- Born: Barbara Helen Webb
- Education: University of Sydney (BSc) University of Edinburgh (PhD)
- Employer(s): University of Edinburgh University of Nottingham University of Stirling
- Known for: Insectoid robots
- Scientific career
- Fields: Biorobotics Insect behaviour Neural circuits
- Thesis: Perception in real and artificial insects: a robotic investigation of cricket phonotaxis (1993)
- Website: homepages.inf.ed.ac.uk/bwebb

= Barbara Webb =

Roboticist

Barbara Helen Webb is a professor of robotics at the University of Edinburgh. She builds robotic models of insects.

== Education ==
Webb completed a bachelor's degree in Psychology at the University of Sydney in 1988. She earned her PhD in Artificial Intelligence from the University of Edinburgh in 1993.

== Research and career==
Webb joined the University of Nottingham in 1995. In 1999 she moved to the University of Stirling. In 2001 she published the book Biorobotics - Methods and Applications with Thomas Consi.

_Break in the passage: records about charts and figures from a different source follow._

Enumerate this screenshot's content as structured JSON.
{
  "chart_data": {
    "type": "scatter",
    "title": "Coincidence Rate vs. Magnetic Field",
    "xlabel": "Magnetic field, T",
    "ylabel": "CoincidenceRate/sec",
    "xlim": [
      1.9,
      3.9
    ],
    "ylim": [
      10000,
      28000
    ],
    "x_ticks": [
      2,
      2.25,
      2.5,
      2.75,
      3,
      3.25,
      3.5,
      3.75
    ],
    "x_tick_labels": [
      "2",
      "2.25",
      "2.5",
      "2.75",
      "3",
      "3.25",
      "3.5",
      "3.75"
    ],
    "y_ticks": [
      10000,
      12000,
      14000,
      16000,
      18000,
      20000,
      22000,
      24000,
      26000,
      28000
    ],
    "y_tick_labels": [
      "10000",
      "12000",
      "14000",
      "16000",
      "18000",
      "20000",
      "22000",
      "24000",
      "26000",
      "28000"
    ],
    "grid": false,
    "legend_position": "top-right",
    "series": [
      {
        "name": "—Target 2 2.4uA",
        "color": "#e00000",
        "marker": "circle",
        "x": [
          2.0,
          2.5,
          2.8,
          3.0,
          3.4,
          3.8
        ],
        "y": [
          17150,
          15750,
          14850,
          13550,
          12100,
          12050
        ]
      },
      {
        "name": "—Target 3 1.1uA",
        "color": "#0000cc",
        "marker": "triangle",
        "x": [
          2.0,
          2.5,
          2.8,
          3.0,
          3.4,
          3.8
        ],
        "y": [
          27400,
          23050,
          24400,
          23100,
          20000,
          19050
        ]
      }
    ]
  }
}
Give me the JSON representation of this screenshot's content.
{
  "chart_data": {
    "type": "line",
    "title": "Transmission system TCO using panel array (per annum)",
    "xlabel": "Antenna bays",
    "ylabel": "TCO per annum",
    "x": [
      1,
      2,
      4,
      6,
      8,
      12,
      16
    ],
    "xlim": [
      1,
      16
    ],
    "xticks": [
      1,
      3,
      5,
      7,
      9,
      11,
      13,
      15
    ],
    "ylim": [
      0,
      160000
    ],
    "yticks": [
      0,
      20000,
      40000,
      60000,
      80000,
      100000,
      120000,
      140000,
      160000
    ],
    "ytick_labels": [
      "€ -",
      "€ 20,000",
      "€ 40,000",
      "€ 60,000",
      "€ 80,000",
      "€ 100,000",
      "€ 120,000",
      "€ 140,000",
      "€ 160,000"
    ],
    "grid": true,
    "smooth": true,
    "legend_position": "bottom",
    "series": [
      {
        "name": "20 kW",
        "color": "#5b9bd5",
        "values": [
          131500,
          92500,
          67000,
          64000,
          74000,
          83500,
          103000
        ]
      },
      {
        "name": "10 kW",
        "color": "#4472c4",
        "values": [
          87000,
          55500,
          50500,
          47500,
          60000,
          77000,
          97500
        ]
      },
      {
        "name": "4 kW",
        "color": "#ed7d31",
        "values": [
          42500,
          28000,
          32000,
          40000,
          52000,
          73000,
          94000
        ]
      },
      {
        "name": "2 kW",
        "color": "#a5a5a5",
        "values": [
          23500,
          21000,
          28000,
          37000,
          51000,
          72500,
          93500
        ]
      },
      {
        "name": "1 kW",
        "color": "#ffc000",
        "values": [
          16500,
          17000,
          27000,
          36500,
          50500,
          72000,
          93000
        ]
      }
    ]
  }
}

She moved back to the School of Informatics at the University of Edinburgh in May 2003. In 2004 she contributed to the publication Foresight Cognitive Systems Project Research Review, Robotics and Cognition.

Webb is interested in understanding how perceptual systems control of behaviour, which she studies by building computational and robotic models. To understand this she studies the behaviour of insects, whose smaller nervous systems are simpler than humans. Her group use computational modelling to understand the behaviour at a neural level. They test their models in agent and robot systems. She believes the behaviours, sensors and small brains of insects should be inspiration for efficient processing algorithms for sensorimotor control. Her group research the navigation of ants, learning abilities of drosophila and movement of crickets. She uses insect inspired robotics as an approach to control system design.

She was appointed to a professor of Biorobotics in 2010. Her inaugural lecture discussed how biological systems are examples of the kind of machines roboticists want to build. That year, she delivered the University of Edinburgh Christmas Lecture.

Webb is interested in how ants, with brains small enough to fit on a pin head, can manage to navigate back to their homes. In 2017 she demonstrated how ants use the position of the sun to walk backwards. The discovery attracted media attention and in an interview Webb said that they "could be taking images and comparing them continuously, but are able to mentally rotate the views to adjust to backward walking".

==Awards and honours==
Webb was elected a Fellow of the Royal Society of Edinburgh (FRSE) in 2022.